This film is made specifically for hardcore Star Wars fans.
I finally saw Rogue One the other day. I actually think the opposite: The Force Awakens is a more attractive movie to Star Wars fans than people unfamiliar with Star Wars, but I think Rogue One is a better movie for people unfamiliar with Star Wars even with all the easter eggs. Without the easter eggs, I think the movie stands alone as sort of a "Dirty Dozen" set in the Star Wars universe that you don't need to know a lot to appreciate (although it helps).
The one thing that I think is unequivocally a gift to the fans is the ending. We all know Darth Vader is the boogeyman of the Star Wars universe, but we never really fully see that in an actual Star Wars movie. That scene at the end is a culmination of all that the prequels showed about the power of the Jedi and all the menace implied by the original trilogy.
Probably the thing I think the movie did surprisingly well is how it portrayed the rebellion as being this fragile thing teetering on the edge of collapse, and how it was the people who were doing the dirty work of fighting it that understood that the best.
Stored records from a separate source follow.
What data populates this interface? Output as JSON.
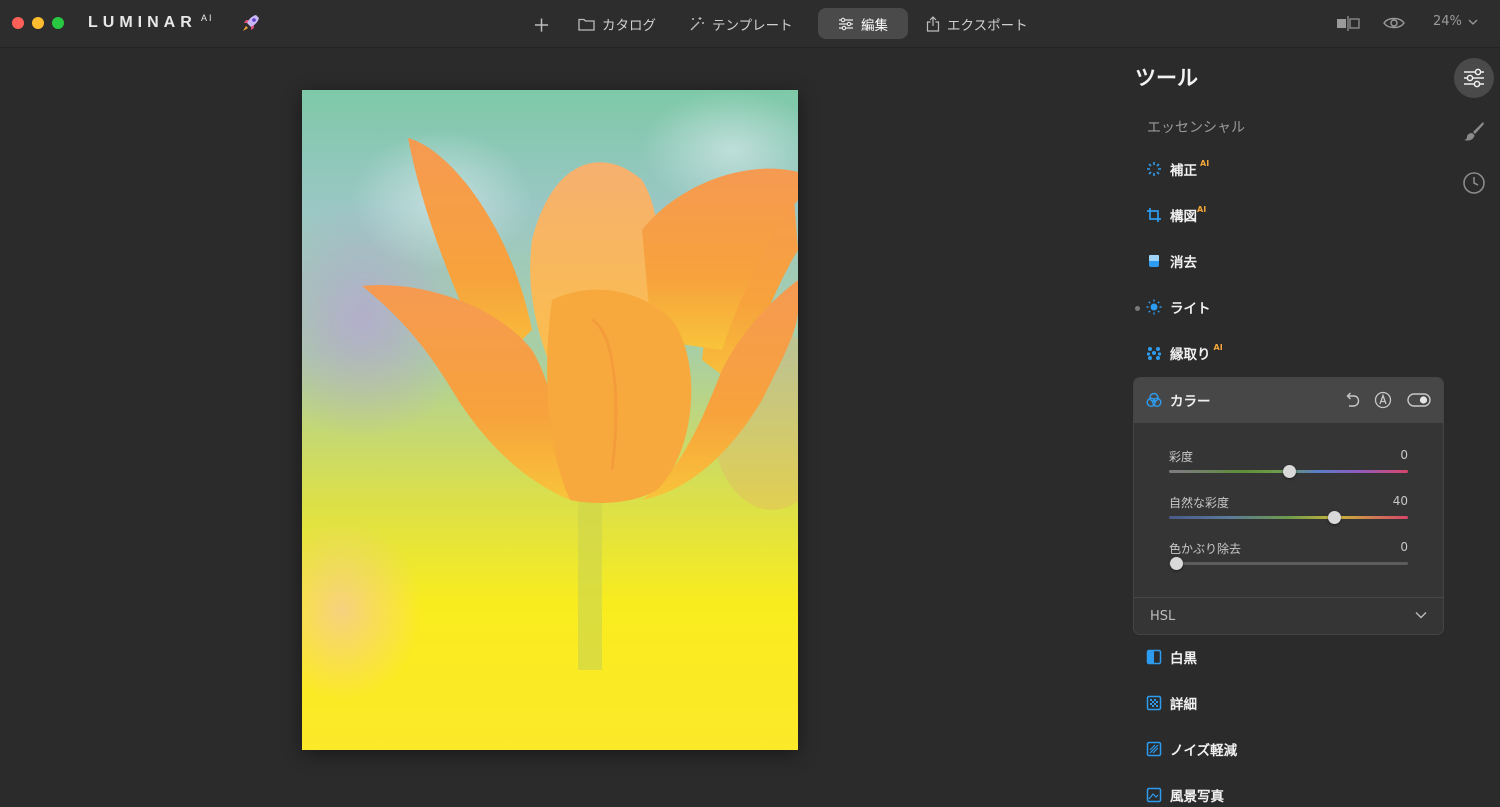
{
  "window": {
    "app_name": "LUMINAR",
    "app_suffix": "AI"
  },
  "topbar": {
    "nav": {
      "catalog": "カタログ",
      "templates": "テンプレート",
      "edit": "編集",
      "export": "エクスポート"
    },
    "zoom": "24%"
  },
  "panel": {
    "title": "ツール",
    "section": "エッセンシャル",
    "ai_badge": "AI",
    "tools_top": [
      {
        "label": "補正",
        "ai": true,
        "icon": "magic-wand-icon"
      },
      {
        "label": "構図",
        "ai": true,
        "icon": "crop-icon"
      },
      {
        "label": "消去",
        "ai": false,
        "icon": "eraser-icon"
      },
      {
        "label": "ライト",
        "ai": false,
        "icon": "sun-icon"
      },
      {
        "label": "縁取り",
        "ai": true,
        "icon": "dots-icon"
      }
    ],
    "color_tool": {
      "label": "カラー",
      "sliders": [
        {
          "label": "彩度",
          "value": "0",
          "position": 0.5
        },
        {
          "label": "自然な彩度",
          "value": "40",
          "position": 0.69
        },
        {
          "label": "色かぶり除去",
          "value": "0",
          "position": 0.03
        }
      ],
      "hsl_label": "HSL"
    },
    "tools_bottom": [
      {
        "label": "白黒",
        "icon": "bw-icon"
      },
      {
        "label": "詳細",
        "icon": "detail-icon"
      },
      {
        "label": "ノイズ軽減",
        "icon": "noise-icon"
      },
      {
        "label": "風景写真",
        "icon": "landscape-icon"
      }
    ]
  },
  "colors": {
    "accent_blue": "#2d9cf0",
    "ai_orange": "#f3a63a",
    "background": "#2b2b2b"
  }
}
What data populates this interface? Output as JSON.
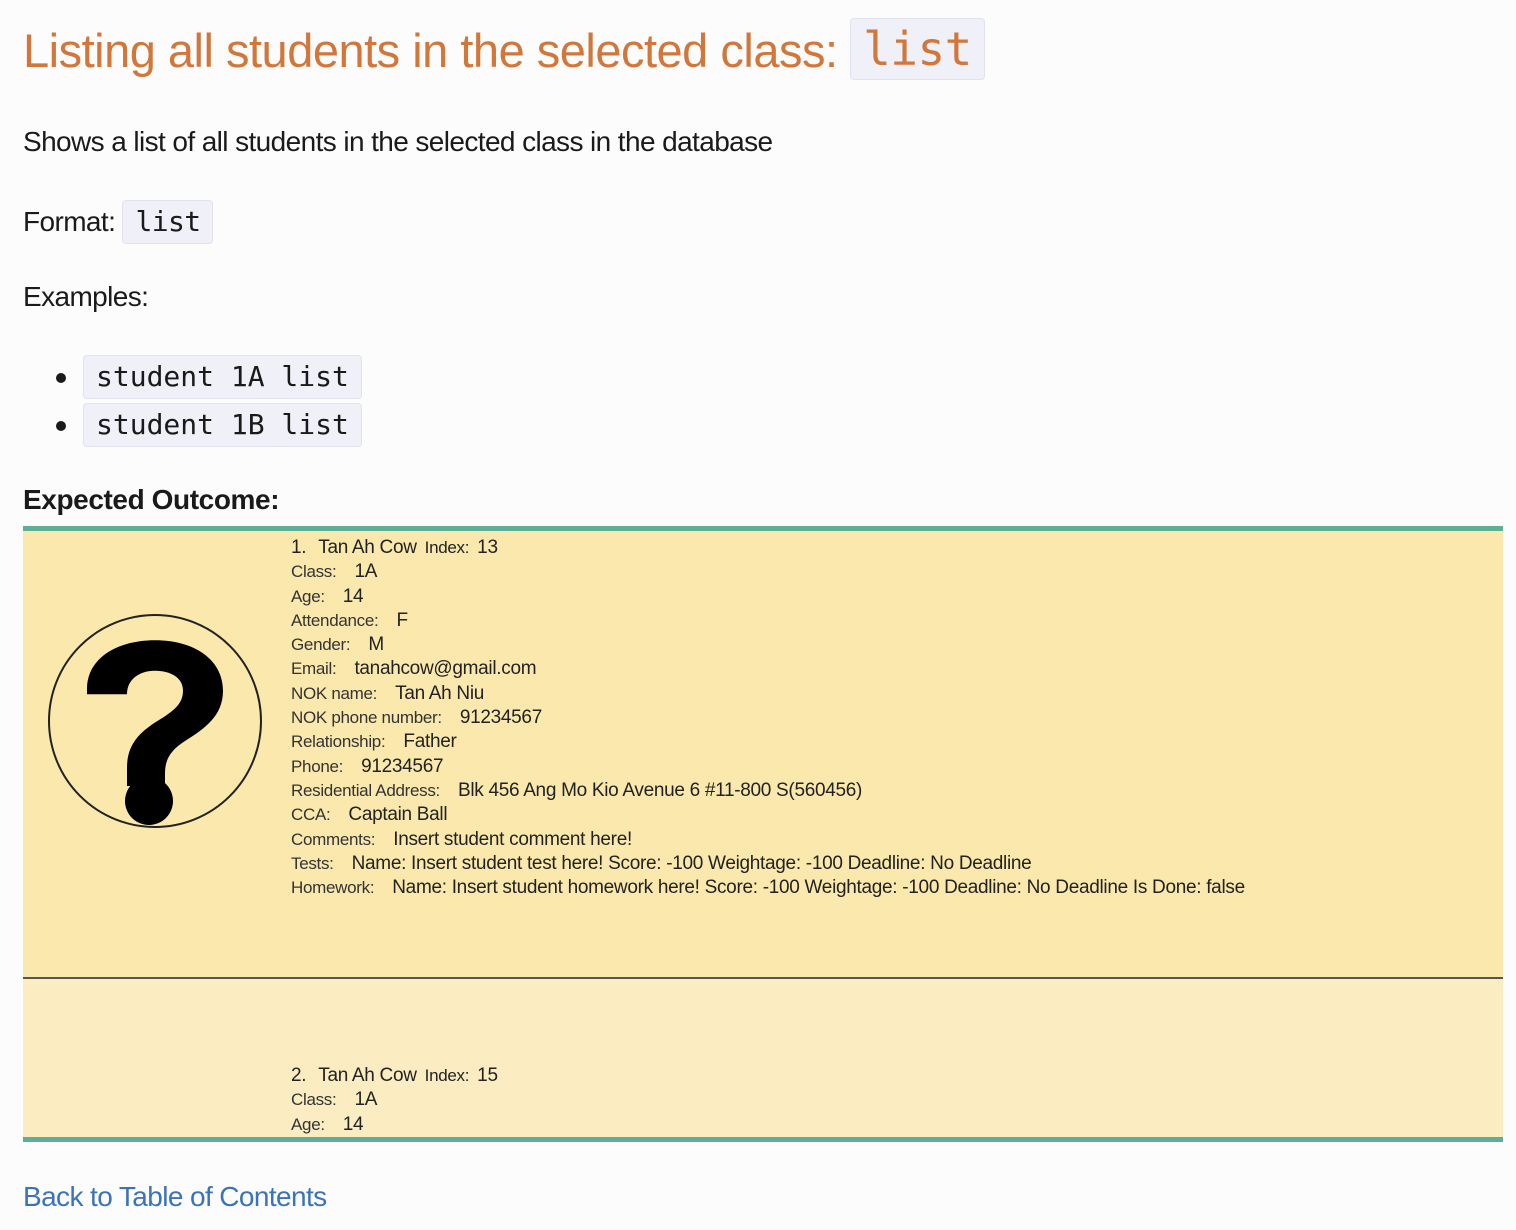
{
  "heading": {
    "text": "Listing all students in the selected class:",
    "code": "list"
  },
  "description": "Shows a list of all students in the selected class in the database",
  "format": {
    "label": "Format:",
    "code": "list"
  },
  "examples": {
    "label": "Examples:",
    "items": [
      "student 1A list",
      "student 1B list"
    ]
  },
  "outcome_label": "Expected Outcome:",
  "students": [
    {
      "number": "1.",
      "name": "Tan Ah Cow",
      "index_label": "Index:",
      "index": "13",
      "fields": [
        {
          "label": "Class:",
          "value": "1A"
        },
        {
          "label": "Age:",
          "value": "14"
        },
        {
          "label": "Attendance:",
          "value": "F"
        },
        {
          "label": "Gender:",
          "value": "M"
        },
        {
          "label": "Email:",
          "value": "tanahcow@gmail.com"
        },
        {
          "label": "NOK name:",
          "value": "Tan Ah Niu"
        },
        {
          "label": "NOK phone number:",
          "value": "91234567"
        },
        {
          "label": "Relationship:",
          "value": "Father"
        },
        {
          "label": "Phone:",
          "value": "91234567"
        },
        {
          "label": "Residential Address:",
          "value": "Blk 456 Ang Mo Kio Avenue 6 #11-800 S(560456)"
        },
        {
          "label": "CCA:",
          "value": "Captain Ball"
        },
        {
          "label": "Comments:",
          "value": "Insert student comment here!"
        },
        {
          "label": "Tests:",
          "value": "Name: Insert student test here! Score: -100 Weightage: -100 Deadline: No Deadline"
        },
        {
          "label": "Homework:",
          "value": "Name: Insert student homework here! Score: -100 Weightage: -100 Deadline: No Deadline Is Done: false"
        }
      ]
    },
    {
      "number": "2.",
      "name": "Tan Ah Cow",
      "index_label": "Index:",
      "index": "15",
      "fields": [
        {
          "label": "Class:",
          "value": "1A"
        },
        {
          "label": "Age:",
          "value": "14"
        }
      ]
    }
  ],
  "back_link": "Back to Table of Contents",
  "colors": {
    "heading": "#d2763a",
    "link": "#3b73b9",
    "card_border": "#5fae98",
    "card_bg": "#fae8ad"
  },
  "icons": {
    "avatar": "question-mark-icon"
  }
}
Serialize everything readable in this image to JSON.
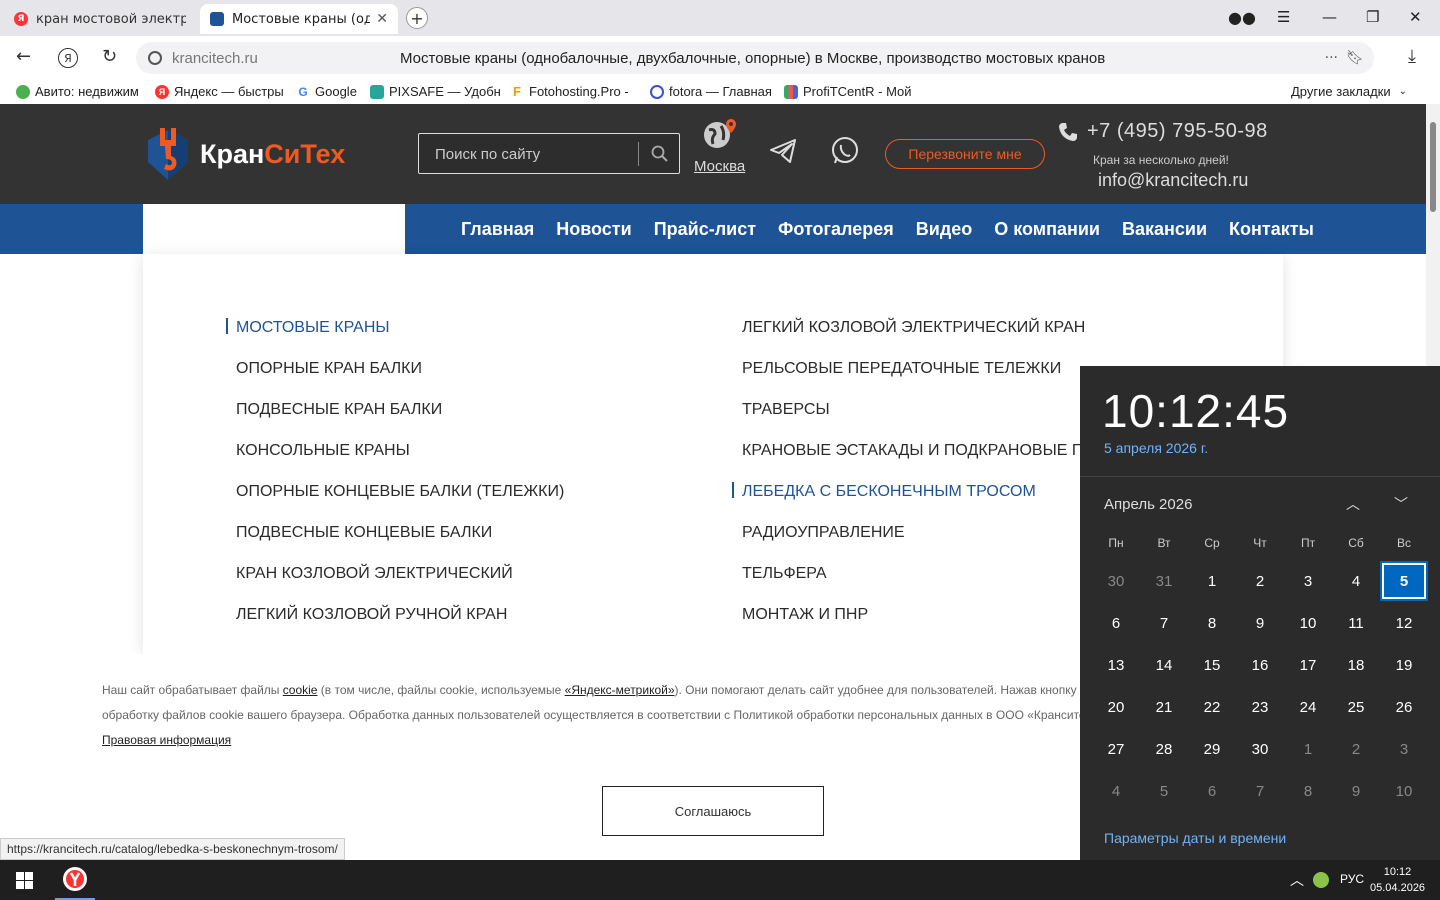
{
  "browser": {
    "tabs": [
      {
        "title": "кран мостовой электриче",
        "favicon": "yandex-icon"
      },
      {
        "title": "Мостовые краны (одно",
        "favicon": "krancitech-icon"
      }
    ],
    "new_tab": "+",
    "address": {
      "domain": "krancitech.ru",
      "page_title": "Мостовые краны (однобалочные, двухбалочные, опорные) в Москве, производство мостовых кранов",
      "menu": "···"
    },
    "bookmarks": [
      {
        "label": "Авито: недвижим",
        "icon": "avito-icon",
        "color": "#4caf50"
      },
      {
        "label": "Яндекс — быстры",
        "icon": "yandex-icon",
        "color": "#f33"
      },
      {
        "label": "Google",
        "icon": "google-icon",
        "color": "#4285f4"
      },
      {
        "label": "PIXSAFE — Удобн",
        "icon": "pixsafe-icon",
        "color": "#26a69a"
      },
      {
        "label": "Fotohosting.Pro - ",
        "icon": "fotohosting-icon",
        "color": "#e6a100"
      },
      {
        "label": "fotora — Главная",
        "icon": "fotora-icon",
        "color": "#3b4fd8"
      },
      {
        "label": "ProfiTCentR - Мой",
        "icon": "profitcentr-icon",
        "color": "#d77"
      }
    ],
    "other_bookmarks": "Другие закладки",
    "status_url": "https://krancitech.ru/catalog/lebedka-s-beskonechnym-trosom/"
  },
  "header": {
    "logo_part1": "Кран",
    "logo_part2": "СиТех",
    "search_placeholder": "Поиск по сайту",
    "city": "Москва",
    "callback": "Перезвоните мне",
    "phone": "+7 (495) 795-50-98",
    "tagline": "Кран за несколько дней!",
    "email": "info@krancitech.ru"
  },
  "nav": [
    "Главная",
    "Новости",
    "Прайс-лист",
    "Фотогалерея",
    "Видео",
    "О компании",
    "Вакансии",
    "Контакты"
  ],
  "menu": {
    "left": [
      {
        "label": "МОСТОВЫЕ КРАНЫ",
        "highlight": true
      },
      {
        "label": "ОПОРНЫЕ КРАН БАЛКИ",
        "highlight": false
      },
      {
        "label": "ПОДВЕСНЫЕ КРАН БАЛКИ",
        "highlight": false
      },
      {
        "label": "КОНСОЛЬНЫЕ КРАНЫ",
        "highlight": false
      },
      {
        "label": "ОПОРНЫЕ КОНЦЕВЫЕ БАЛКИ (ТЕЛЕЖКИ)",
        "highlight": false
      },
      {
        "label": "ПОДВЕСНЫЕ КОНЦЕВЫЕ БАЛКИ",
        "highlight": false
      },
      {
        "label": "КРАН КОЗЛОВОЙ ЭЛЕКТРИЧЕСКИЙ",
        "highlight": false
      },
      {
        "label": "ЛЕГКИЙ КОЗЛОВОЙ РУЧНОЙ КРАН",
        "highlight": false
      }
    ],
    "right": [
      {
        "label": "ЛЕГКИЙ КОЗЛОВОЙ ЭЛЕКТРИЧЕСКИЙ КРАН",
        "highlight": false
      },
      {
        "label": "РЕЛЬСОВЫЕ ПЕРЕДАТОЧНЫЕ ТЕЛЕЖКИ",
        "highlight": false
      },
      {
        "label": "ТРАВЕРСЫ",
        "highlight": false
      },
      {
        "label": "КРАНОВЫЕ ЭСТАКАДЫ И ПОДКРАНОВЫЕ ПУ",
        "highlight": false
      },
      {
        "label": "ЛЕБЕДКА С БЕСКОНЕЧНЫМ ТРОСОМ",
        "highlight": true
      },
      {
        "label": "РАДИОУПРАВЛЕНИЕ",
        "highlight": false
      },
      {
        "label": "ТЕЛЬФЕРА",
        "highlight": false
      },
      {
        "label": "МОНТАЖ И ПНР",
        "highlight": false
      }
    ]
  },
  "cookie": {
    "l1_a": "Наш сайт обрабатывает файлы ",
    "l1_b": "cookie",
    "l1_c": " (в том числе, файлы cookie, используемые ",
    "l1_d": "«Яндекс-метрикой»",
    "l1_e": "). Они помогают делать сайт удобнее для пользователей. Нажав кнопку",
    "l2": "обработку файлов cookie вашего браузера. Обработка данных пользователей осуществляется в соответствии с Политикой обработки персональных данных в ООО «Кранситех»",
    "legal": "Правовая информация",
    "agree": "Соглашаюсь"
  },
  "calendar": {
    "time": "10:12:45",
    "date": "5 апреля 2026 г.",
    "month": "Апрель 2026",
    "dows": [
      "Пн",
      "Вт",
      "Ср",
      "Чт",
      "Пт",
      "Сб",
      "Вс"
    ],
    "weeks": [
      [
        "30",
        "31",
        "1",
        "2",
        "3",
        "4",
        "5"
      ],
      [
        "6",
        "7",
        "8",
        "9",
        "10",
        "11",
        "12"
      ],
      [
        "13",
        "14",
        "15",
        "16",
        "17",
        "18",
        "19"
      ],
      [
        "20",
        "21",
        "22",
        "23",
        "24",
        "25",
        "26"
      ],
      [
        "27",
        "28",
        "29",
        "30",
        "1",
        "2",
        "3"
      ],
      [
        "4",
        "5",
        "6",
        "7",
        "8",
        "9",
        "10"
      ]
    ],
    "today": "5",
    "settings": "Параметры даты и времени"
  },
  "taskbar": {
    "lang": "РУС",
    "time": "10:12",
    "date": "05.04.2026"
  }
}
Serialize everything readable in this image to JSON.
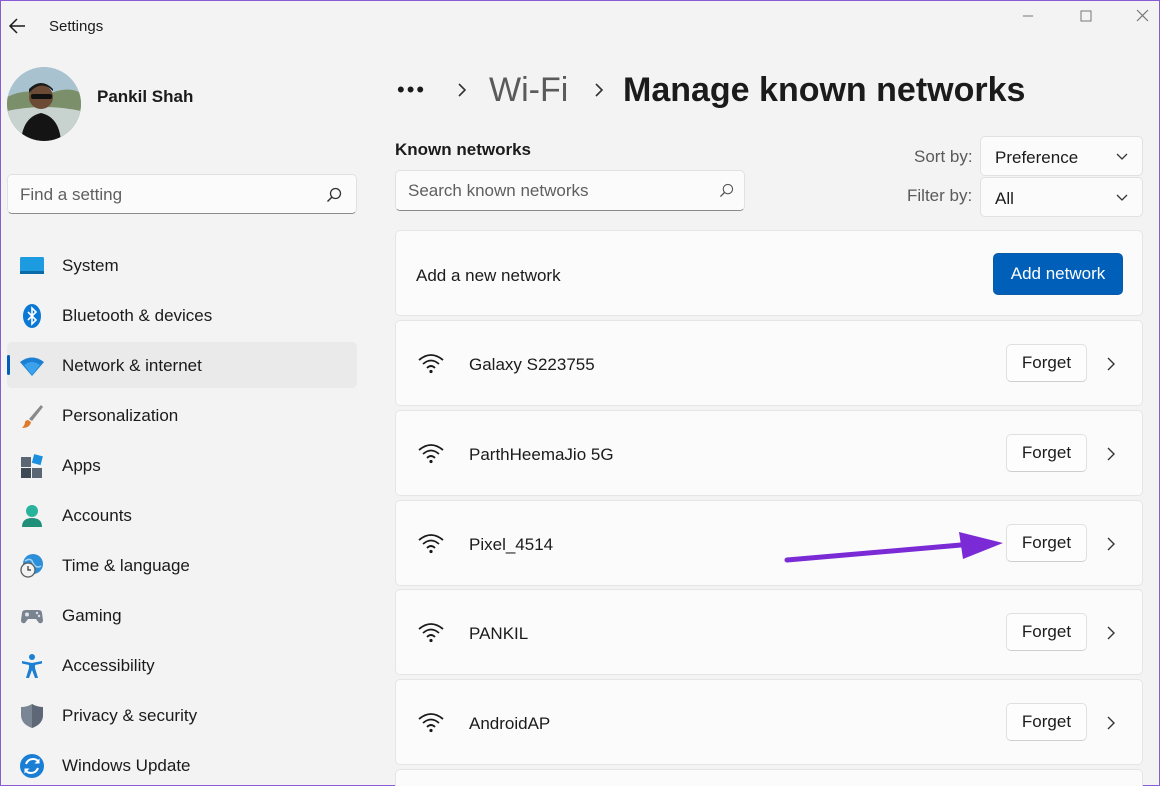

Yes, having the rebel fighters rally around Jyn was a little cheesy, but for me what sells it is later when the rebel HQ gets word that an assault has broken out on Scarif and Mon Motha asks for Admiral Raddus, only to be told that he's already heading to his ship. Its pretty clear that Jyn isn't some magical rallying force, it is that much of the rebel fighters were looking for an excuse to fight, understood they were possibly making a last stand, but just needed a little push to set them off.
And a word on the Death Star, specifically the reactor vulnerability that people have been calling idiotic for decades, and was addressed in part in Rogue One. Personally, I've never had a problem with the Death Star vulnerability. That vulnerability is not difficult to explain as something other than sheer stupidity. It requires firing weapons down the one exhaust port that matters in a machine that is supposedly about 150 kilometers across. That's comparable to finding a target the size of a beach blanket placed randomly somewhere in South Carolina. It is possible there are thousands of similar exhaust ports. It is possible (almost certainly) the exhaust ports are necessary and cannot be eliminated. They are shielded against just shooting down them (which is why you have to use physical weapons and you cannot just shoot at them from above). Even when you do shoot down them it almost never does anything. I always assumed the vulnerability was something subtle, that the perfect shot down that exhaust port, and only that exhaust port, destroys some critical set of power-related components which causes the main reactor - which has to be a massive and potentially easy to overload generator given what it powers - to basically self-destruct. This happens a lot in engineering all the time, where things are designed that are so powerful they are powerful enough to destroy themselves if they do not work in a very specific way. The main engines of the space shuttle, for example, will destroy themselves due to overpressure if they do not ignite within about one second of fuel flow start.
Now that Rogue One establishes that that vulnerability is not an accident but a deliberate act, it does seem like it could be an act of genius to me. I can imagine designing a system such that it contained a flaw that cannot be trivially removed because it is inherent in the design. Any attempt to eliminate the flaw creates problems elsewhere. There are historical analogous examples. As an engineer myself, I'm perfectly okay with this narrative. It is what I might have done.